Carl Campbell, the Dalton-Whitfield Joint Development Authority's executive director, said the GEDIA factory is aimed at making body components for a new electric vehicle for Mercedes-Benz, which has a production plant in Vance, Alabama.
But, he said, the company is interested in capturing business from VW Chattanooga, where an $800 million expansion is underway to build a battery-powered SUV by 2022.
"I believe they're very interested in that," he said. "I believe they have the capacity and interest in the VW plant."
ABOUT THE COMPANY
GEDIA has made products for the auto industry since 1955. It has more than 4,300 employees in eight production plants. Go to gedia.com/en/careers/overview for more information.
Campbell said the site of the GEDIA factory at Carbondale Business Park in Whitfield County is centrally located to the Mercedes-Benz plant in Alabama as well as VW in Chattanooga and BMW and Volvo facilities in South Carolina.
"Our location puts them at great advantage to serve all the European manufacturers around us," he said.
Operations are to begin at the GEDIA plant in the third quarter of 2021, according to the state. GEDIA will use state-of-the-art press hardening, tempering, and automated welding processes to produce parts.
GEDIA already supplies lightweight structural auto parts to VW, BMW, Mercedes-Benz, Volvo and other companies, the state said, and the new plant will mark the company's first site in the Southeast and second in the United States.
"Moving closer to the original equipment manufacturers allows us to serve the American market even better," said Markus Schaumburg, one of two GEDIA CEOs.

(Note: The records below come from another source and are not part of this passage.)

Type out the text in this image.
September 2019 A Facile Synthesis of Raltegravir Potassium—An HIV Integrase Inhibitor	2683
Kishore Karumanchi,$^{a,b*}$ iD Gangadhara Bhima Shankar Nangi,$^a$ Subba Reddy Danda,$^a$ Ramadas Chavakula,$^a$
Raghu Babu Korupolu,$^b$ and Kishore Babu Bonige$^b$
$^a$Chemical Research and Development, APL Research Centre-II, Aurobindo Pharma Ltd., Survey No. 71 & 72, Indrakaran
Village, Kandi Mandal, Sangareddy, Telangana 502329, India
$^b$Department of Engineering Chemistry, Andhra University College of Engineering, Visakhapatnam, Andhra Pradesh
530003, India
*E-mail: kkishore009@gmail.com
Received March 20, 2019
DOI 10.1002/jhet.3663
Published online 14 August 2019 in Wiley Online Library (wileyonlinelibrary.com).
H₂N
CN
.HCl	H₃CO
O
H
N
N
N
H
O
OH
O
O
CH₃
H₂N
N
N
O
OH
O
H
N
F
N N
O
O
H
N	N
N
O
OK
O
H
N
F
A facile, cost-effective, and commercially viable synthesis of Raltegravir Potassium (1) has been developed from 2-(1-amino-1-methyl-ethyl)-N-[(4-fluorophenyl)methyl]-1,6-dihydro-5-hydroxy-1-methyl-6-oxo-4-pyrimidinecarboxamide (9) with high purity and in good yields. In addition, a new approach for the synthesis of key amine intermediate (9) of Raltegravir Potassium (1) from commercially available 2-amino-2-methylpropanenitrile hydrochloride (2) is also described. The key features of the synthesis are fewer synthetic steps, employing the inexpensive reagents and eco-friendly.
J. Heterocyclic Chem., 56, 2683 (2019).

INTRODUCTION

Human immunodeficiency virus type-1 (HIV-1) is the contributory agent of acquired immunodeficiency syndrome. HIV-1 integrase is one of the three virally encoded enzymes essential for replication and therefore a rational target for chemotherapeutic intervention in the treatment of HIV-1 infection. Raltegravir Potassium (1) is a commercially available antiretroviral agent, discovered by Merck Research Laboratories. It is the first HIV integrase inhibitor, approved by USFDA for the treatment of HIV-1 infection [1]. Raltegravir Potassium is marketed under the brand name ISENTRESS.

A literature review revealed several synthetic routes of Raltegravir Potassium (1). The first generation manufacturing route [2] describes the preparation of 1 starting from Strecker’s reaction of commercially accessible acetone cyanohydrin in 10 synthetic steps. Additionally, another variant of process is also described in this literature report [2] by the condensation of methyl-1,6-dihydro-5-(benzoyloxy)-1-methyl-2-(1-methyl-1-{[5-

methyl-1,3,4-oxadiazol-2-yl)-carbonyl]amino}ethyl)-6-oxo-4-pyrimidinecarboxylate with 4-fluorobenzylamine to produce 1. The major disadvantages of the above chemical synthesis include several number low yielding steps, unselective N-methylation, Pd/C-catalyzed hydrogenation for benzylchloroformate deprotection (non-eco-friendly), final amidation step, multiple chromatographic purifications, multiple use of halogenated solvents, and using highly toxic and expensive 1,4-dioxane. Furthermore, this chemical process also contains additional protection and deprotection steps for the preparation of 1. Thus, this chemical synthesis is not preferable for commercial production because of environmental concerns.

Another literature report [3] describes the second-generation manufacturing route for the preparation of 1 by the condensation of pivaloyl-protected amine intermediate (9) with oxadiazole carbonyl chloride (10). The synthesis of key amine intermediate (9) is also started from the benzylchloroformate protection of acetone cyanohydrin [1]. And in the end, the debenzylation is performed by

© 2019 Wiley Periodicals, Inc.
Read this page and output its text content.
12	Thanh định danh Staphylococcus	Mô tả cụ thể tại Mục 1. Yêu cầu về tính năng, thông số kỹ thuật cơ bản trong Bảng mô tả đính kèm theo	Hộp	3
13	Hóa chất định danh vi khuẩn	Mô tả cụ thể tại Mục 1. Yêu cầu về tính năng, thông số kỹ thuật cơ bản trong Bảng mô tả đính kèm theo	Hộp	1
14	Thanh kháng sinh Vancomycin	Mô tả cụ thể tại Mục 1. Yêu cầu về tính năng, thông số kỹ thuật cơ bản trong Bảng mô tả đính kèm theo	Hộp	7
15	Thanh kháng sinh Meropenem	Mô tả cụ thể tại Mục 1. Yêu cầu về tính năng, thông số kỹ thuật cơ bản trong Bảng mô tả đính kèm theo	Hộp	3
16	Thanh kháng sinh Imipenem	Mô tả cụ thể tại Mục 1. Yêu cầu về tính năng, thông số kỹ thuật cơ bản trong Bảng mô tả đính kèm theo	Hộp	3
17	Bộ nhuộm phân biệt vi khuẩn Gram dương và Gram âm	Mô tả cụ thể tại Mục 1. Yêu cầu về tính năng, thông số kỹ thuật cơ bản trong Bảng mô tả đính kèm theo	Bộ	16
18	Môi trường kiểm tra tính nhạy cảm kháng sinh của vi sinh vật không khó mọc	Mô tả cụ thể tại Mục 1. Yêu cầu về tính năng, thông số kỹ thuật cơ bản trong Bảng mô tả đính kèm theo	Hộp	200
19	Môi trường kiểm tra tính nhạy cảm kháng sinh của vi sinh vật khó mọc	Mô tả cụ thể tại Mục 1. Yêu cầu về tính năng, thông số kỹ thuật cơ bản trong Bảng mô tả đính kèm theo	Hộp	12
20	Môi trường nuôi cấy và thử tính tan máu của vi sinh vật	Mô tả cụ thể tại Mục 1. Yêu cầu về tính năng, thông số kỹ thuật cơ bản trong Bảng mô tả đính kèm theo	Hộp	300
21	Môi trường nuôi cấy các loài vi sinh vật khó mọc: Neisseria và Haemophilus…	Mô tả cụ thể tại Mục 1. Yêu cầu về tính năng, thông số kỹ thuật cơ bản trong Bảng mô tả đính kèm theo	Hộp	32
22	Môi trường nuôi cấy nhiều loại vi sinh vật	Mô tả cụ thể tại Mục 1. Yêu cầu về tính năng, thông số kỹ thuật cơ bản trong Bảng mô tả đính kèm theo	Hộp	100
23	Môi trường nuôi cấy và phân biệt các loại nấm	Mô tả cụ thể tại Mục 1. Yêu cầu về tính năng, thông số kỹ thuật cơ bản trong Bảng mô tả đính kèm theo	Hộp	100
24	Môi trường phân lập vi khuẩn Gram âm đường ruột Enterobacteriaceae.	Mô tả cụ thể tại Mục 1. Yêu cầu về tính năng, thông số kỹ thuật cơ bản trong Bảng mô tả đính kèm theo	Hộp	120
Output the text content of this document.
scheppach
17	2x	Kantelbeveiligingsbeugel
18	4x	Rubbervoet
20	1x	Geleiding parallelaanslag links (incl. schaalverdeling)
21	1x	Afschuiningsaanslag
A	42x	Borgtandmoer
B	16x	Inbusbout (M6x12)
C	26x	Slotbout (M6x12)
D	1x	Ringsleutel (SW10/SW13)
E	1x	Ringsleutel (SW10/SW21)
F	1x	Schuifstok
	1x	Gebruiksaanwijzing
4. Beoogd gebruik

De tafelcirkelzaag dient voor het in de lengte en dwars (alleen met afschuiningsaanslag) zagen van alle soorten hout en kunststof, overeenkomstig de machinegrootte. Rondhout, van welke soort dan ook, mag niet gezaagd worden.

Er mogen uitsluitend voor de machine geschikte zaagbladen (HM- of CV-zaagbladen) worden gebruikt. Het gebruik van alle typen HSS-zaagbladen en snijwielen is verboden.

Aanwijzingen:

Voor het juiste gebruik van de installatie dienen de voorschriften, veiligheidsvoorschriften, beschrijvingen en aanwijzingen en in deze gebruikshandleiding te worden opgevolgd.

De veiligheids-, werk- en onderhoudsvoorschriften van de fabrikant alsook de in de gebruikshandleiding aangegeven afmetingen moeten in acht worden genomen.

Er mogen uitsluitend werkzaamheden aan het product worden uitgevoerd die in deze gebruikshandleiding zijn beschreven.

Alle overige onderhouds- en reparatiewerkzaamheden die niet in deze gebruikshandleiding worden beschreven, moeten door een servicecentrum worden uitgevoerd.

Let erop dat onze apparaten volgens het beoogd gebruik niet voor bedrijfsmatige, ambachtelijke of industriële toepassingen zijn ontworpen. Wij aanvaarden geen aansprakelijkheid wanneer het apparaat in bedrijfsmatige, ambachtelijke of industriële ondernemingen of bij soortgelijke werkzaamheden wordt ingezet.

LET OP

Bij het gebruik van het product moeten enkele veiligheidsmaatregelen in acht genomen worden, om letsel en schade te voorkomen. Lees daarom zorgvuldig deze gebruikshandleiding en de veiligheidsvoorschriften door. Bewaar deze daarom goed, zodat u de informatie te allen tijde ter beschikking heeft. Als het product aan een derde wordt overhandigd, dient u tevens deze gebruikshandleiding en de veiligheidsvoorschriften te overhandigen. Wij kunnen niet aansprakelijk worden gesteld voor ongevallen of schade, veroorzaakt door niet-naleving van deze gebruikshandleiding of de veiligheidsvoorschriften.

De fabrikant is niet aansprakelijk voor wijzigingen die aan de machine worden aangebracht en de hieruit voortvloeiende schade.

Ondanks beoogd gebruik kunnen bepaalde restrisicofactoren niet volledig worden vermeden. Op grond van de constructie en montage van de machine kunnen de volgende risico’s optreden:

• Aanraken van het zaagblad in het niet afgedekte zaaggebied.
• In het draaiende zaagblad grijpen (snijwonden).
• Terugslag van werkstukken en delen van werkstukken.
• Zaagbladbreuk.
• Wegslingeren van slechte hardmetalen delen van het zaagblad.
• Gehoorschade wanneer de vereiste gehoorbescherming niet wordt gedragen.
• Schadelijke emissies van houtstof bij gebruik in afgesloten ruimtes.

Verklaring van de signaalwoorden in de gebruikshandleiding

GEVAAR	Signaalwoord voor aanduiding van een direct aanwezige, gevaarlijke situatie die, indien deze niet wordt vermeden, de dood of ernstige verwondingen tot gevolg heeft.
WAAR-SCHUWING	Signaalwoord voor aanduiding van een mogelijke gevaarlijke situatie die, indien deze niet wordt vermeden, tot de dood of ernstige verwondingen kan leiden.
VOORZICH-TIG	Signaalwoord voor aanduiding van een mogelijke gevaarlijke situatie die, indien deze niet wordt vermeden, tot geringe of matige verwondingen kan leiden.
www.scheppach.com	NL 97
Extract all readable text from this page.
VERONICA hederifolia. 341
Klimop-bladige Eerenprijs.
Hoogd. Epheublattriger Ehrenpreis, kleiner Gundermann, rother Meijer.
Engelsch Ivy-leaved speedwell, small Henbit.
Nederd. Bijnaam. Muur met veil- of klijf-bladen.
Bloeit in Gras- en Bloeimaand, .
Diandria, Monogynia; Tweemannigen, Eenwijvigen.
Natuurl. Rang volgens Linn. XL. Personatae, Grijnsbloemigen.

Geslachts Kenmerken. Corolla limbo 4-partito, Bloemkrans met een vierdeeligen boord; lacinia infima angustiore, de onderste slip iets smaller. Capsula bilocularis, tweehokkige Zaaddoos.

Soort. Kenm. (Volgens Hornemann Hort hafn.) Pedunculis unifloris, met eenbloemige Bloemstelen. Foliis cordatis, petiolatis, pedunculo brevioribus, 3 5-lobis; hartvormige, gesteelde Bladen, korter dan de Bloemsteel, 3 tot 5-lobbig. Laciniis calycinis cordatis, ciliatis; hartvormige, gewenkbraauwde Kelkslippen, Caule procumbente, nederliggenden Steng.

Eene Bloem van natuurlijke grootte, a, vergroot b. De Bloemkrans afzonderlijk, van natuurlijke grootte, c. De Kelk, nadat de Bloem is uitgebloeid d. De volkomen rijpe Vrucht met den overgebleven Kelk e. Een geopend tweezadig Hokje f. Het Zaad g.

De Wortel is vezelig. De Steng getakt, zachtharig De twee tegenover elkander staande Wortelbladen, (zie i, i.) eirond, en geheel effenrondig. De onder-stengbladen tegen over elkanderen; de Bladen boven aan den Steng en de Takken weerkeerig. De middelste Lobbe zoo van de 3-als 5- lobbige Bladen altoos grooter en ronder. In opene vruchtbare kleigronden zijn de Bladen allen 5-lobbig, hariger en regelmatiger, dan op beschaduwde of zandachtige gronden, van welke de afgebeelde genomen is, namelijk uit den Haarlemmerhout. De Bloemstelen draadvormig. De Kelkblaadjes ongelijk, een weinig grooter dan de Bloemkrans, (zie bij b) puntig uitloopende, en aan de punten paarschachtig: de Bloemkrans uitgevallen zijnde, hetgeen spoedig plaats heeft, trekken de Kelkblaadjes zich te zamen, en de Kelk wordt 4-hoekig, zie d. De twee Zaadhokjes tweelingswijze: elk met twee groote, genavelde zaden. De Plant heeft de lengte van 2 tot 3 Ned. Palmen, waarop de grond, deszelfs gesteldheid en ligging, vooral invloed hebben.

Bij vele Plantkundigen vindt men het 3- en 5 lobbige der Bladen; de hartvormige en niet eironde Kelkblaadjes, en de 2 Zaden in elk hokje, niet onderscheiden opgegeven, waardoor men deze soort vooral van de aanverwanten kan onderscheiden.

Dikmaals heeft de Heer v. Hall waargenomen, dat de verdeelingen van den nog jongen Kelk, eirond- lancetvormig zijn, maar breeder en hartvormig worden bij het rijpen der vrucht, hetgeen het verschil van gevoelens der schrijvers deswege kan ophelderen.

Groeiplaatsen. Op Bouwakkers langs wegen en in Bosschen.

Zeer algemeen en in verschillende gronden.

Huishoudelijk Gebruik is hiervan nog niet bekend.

Co-CEO Helmut Hinkel said the company will use patented technology to create body components with lower weight and significantly higher crash safety performance while conserving energy and material.
"The heart of the plant will be a hot-forming line with its patented TemperBox, which will allow the company to broaden product range and expand its value chain," he said.
Campbell said the plant's average wage will be more than $15 per hour.
He said Whitfield County is providing real and personal property tax incentives for the project and helping grade the site. The state is offering training and a grant, Campbell said.
Even though the VW plant is less than an hour away and was built more than a decade ago, Whitfield County hasn't landed many auto suppliers, he said.
"We have hopes this paves the way for more in the future," Campbell said, adding that a diverse economy is key.
SK Innovation has said it plans to develop two battery manufacturing facilities in Commerce, Georgia, and create 2,600 jobs.
But The Korea Times has reported that the U.S. International Trade Commission sided with another South Korean company, LG Chem, in a claim that SK Innovation attempted to destroy a wide range of evidence indicating that it stole confidential battery-making trade secrets.
Volkswagen said this week that permitting SK Innovation to supply batteries to the company would prevent VW from suffering "a catastrophic supply disruption" resulting in delayed introduction of the company's electric vehicles in the U.S.